Cyberpunk: Edgerunners

Despite Cyberpunk 2077's mishandled and costly launch, there are still plenty of reasons to get excited about its tie-in anime. Cyberpunk: Edgerunners was announced by CD Projekt Red in June 2020, before the world knew the unfortunate fate of the studio's upcoming game. Across 10 episodes, the series will tell a stand-alone story, which follows a kid trying to survive on the streets of his crime-ridden, cybernetically-enhanced city by becoming a type of mercenary outlaw called an edgerunner.

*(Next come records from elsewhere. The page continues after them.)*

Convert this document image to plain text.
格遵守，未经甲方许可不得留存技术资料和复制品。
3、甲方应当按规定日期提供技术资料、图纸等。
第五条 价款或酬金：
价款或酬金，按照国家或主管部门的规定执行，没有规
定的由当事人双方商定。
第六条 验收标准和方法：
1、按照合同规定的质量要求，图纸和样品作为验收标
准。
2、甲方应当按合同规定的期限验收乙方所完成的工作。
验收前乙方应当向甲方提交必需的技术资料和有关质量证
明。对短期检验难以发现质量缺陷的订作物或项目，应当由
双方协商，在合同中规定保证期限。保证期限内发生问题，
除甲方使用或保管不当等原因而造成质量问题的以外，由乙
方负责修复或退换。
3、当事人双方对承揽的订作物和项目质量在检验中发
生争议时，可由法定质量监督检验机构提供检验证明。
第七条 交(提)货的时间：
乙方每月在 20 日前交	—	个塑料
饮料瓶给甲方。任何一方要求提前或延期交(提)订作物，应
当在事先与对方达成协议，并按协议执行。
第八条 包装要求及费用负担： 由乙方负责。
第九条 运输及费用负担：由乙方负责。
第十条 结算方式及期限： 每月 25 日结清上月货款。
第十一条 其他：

Coming sometime in 2022, Cyberpunk: Edgerunners has a lot of talent behind it. In addition to Netflix and CD Projekt Red, the Japan-based Studio Trigger is working on the series. Hiroyuki Imaishi, known for his work on Kill la Kill and Promare, is directing the series. Akira Yamaoka, composer for many entries in Konami's Silent Hill franchise, is composing the show's soundtrack. 

CD Projekt Red is currently working to fix the many problems found in its game. And hopefully by the time Edgerunners releases, both the game and the series will compliment each other well.

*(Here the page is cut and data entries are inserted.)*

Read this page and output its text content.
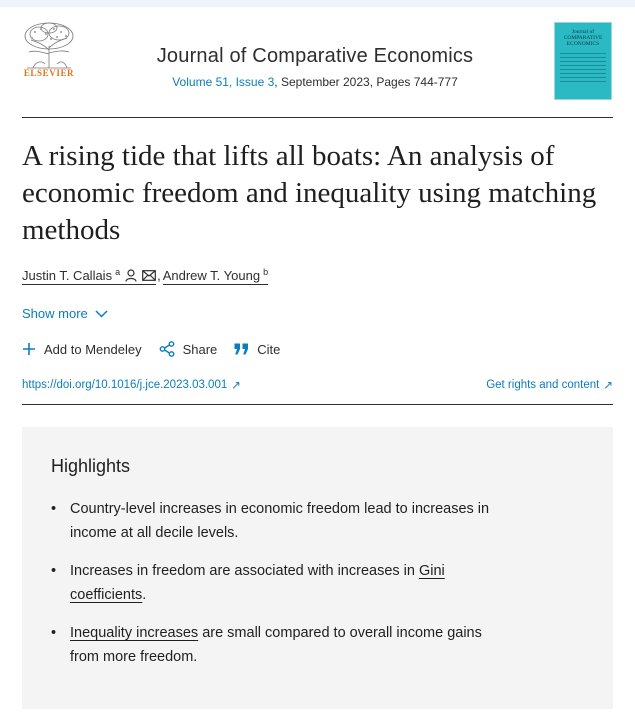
ELSEVIER
Journal of Comparative Economics
Volume 51, Issue 3, September 2023, Pages 744-777
Journal of
COMPARATIVE
ECONOMICS
A rising tide that lifts all boats: An analysis of economic freedom and inequality using matching methods
Justin T. Callais $^a$	, Andrew T. Young $^b$
Show more
Add to Mendeley	Share	Cite
https://doi.org/10.1016/j.jce.2023.03.001 ↗	Get rights and content ↗
Highlights
• Country-level increases in economic freedom lead to increases in income at all decile levels.
• Increases in freedom are associated with increases in Gini coefficients.
• Inequality increases are small compared to overall income gains from more freedom.
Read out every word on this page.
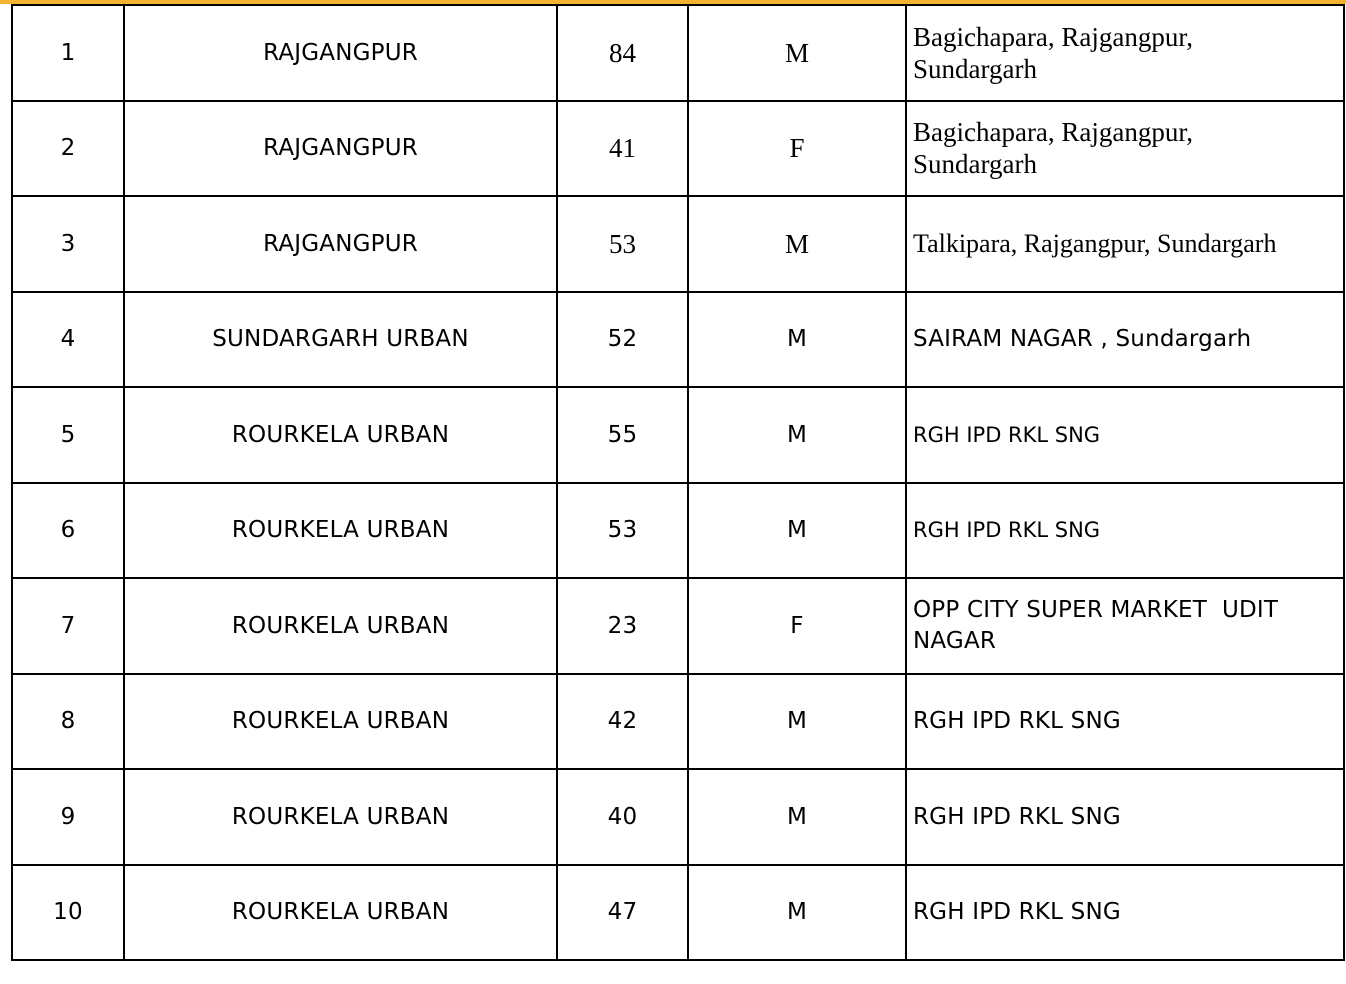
1	RAJGANGPUR	84	M	Bagichapara, Rajgangpur, Sundargarh
2	RAJGANGPUR	41	F	Bagichapara, Rajgangpur, Sundargarh
3	RAJGANGPUR	53	M	Talkipara, Rajgangpur, Sundargarh
4	SUNDARGARH URBAN	52	M	SAIRAM NAGAR , Sundargarh
5	ROURKELA URBAN	55	M	RGH IPD RKL SNG
6	ROURKELA URBAN	53	M	RGH IPD RKL SNG
7	ROURKELA URBAN	23	F	OPP CITY SUPER MARKET  UDIT NAGAR
8	ROURKELA URBAN	42	M	RGH IPD RKL SNG
9	ROURKELA URBAN	40	M	RGH IPD RKL SNG
10	ROURKELA URBAN	47	M	RGH IPD RKL SNG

The majority of upcoming video game TV adaptations are naturally fictional, but Frogger is charting its own course. And given the fact that there isn't much story to the classic arcade game or its sequels, it's actually a good thing Konami is going a different route. In February, news broke that Konami is adapting Frogger into a reality competition series for NBC's streaming service, Peacock. The execs over at Peacock were apparently so impressed with the idea that they went ahead and greenlit the project for a 13-episode run.


In the show, contestants will compete in 12 obstacle courses themed around Frogger and other classic games, including courses where they have to dodge traffic and leaping over alligators. Additionally, some less-physical courses will test their problem-solving skills. 

Not much else is known about Peacock's Frogger, like who the host will be or when it's expected to air. However, the show is currently accepting applications for possible contestants.